As the Puritans gained control, and the country lurched towards the self-destruction of Civil War, he was removed from his post and went into exile in Paris. At the Restoration, he played an important part in the attempt to find a religious consensus by means of the revised Book of Common Prayer of 1662. His last, still very active years were spent as Bishop of Durham, whose cathedral fabric exhibits several of his improvements.

The prayer's first part gently but comprehensively claims Christ's care for the whole of our earthly existence. It reduces each of our complicated lives to the simplicity of that of a cradled child. Each phrase is vivid, sensory, and about the body.

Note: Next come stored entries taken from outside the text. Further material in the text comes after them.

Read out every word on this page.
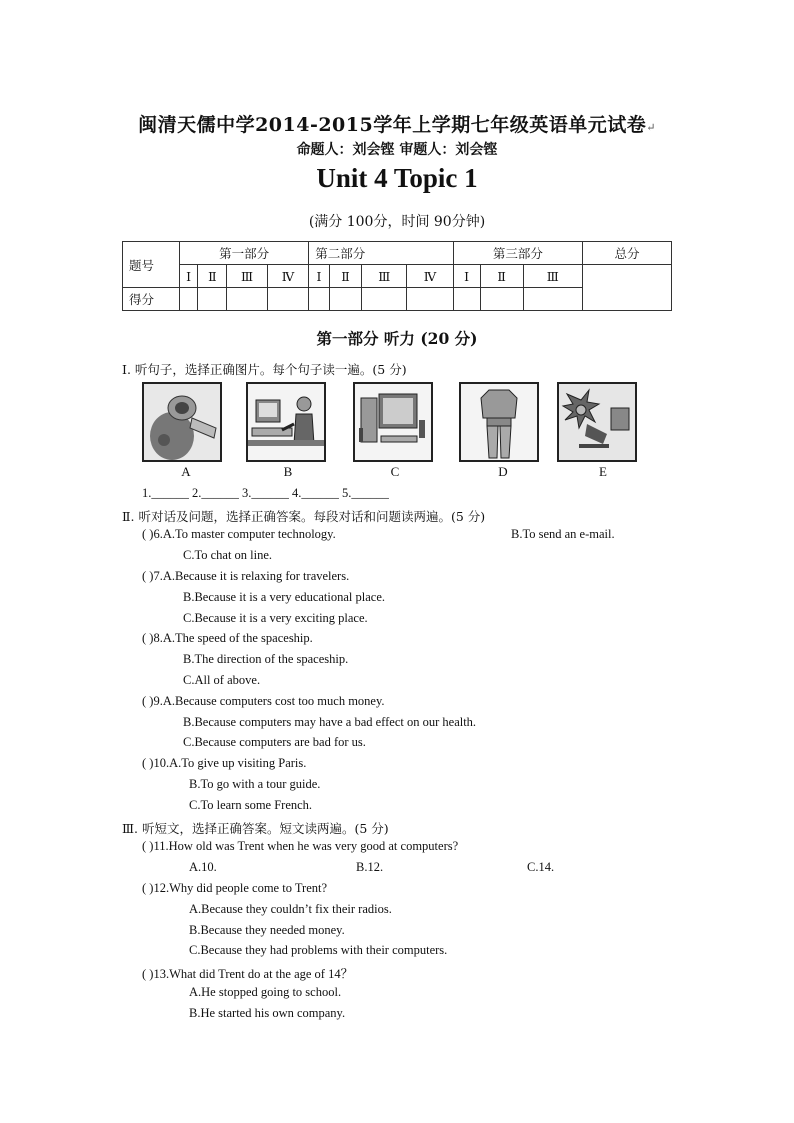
闽清天儒中学2014-2015学年上学期七年级英语单元试卷↵
命题人：刘会铿 审题人：刘会铿
Unit 4 Topic 1
(满分 100分，时间 90分钟)
题号	第一部分				第二部分				第三部分			总分
	Ⅰ	Ⅱ	Ⅲ	Ⅳ	Ⅰ	Ⅱ	Ⅲ	Ⅳ	Ⅰ	Ⅱ	Ⅲ	
得分												
第一部分 听力 (20 分)
Ⅰ. 听句子，选择正确图片。每个句子读一遍。(5 分)
A	B	C	D	E
1.______ 2.______ 3.______ 4.______ 5.______
Ⅱ. 听对话及问题，选择正确答案。每段对话和问题读两遍。(5 分)
( )6.A.To master computer technology.	B.To send an e-mail.
C.To chat on line.
( )7.A.Because it is relaxing for travelers.
B.Because it is a very educational place.
C.Because it is a very exciting place.
( )8.A.The speed of the spaceship.
B.The direction of the spaceship.
C.All of above.
( )9.A.Because computers cost too much money.
B.Because computers may have a bad effect on our health.
C.Because computers are bad for us.
( )10.A.To give up visiting Paris.
B.To go with a tour guide.
C.To learn some French.
Ⅲ. 听短文，选择正确答案。短文读两遍。(5 分)
( )11.How old was Trent when he was very good at computers?
A.10.	B.12.	C.14.
( )12.Why did people come to Trent?
A.Because they couldn’t fix their radios.
B.Because they needed money.
C.Because they had problems with their computers.
( )13.What did Trent do at the age of 14？
A.He stopped going to school.
B.He started his own company.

Eyes, ears, taste, heart, skin, stomach, our sleep, our nakedness, and our vulnerability: all are in­­­corpo­­rated here within the em­­brace and succour of a God who comes to us in frail and mortal form, beneath the radar of our fearful defences. Thus Jesus infil­trates our human-all-too-human lives with a human-made-truly-human hope. 

It is in the light and warmth of this assurance that the prayer's second section can then entrust all that we have and are to one, the only one, on whom we may fully depend. 

Amid the civil wars that rage outwardly or inwardly (and some­times within God's Church), tearing what is good and infecting all with distrust, this prayer corrects our perspective. It reminds us that ours is usually a frail and stumbling - or fallen - point of view. With this prayer, we own our humanity, acknowledge our need, and place our trust in one who travels with us.

We thus acknowledge our need of healing and help; we gain confidence that our future is best left to God, and, in the process, we grow in mercy and kindness towards others, all of whom share our predicament and our potential, even while some do not share our views.

Cosin's prayer, then, is an invitation to "make siesta"; to step aside from the busy life that so often leaves us feeling outside - or beside - ourselves; to turn down the internal TV soap opera of overacted emotions, and instead allow the quiet, questioning gaze of Another to hold us, heal us, and direct us towards a life more humble, handed over, holy, and assured.

The Revd Philip Martin is Vicar of St James's, Alderholt, in the diocese of Salisbury.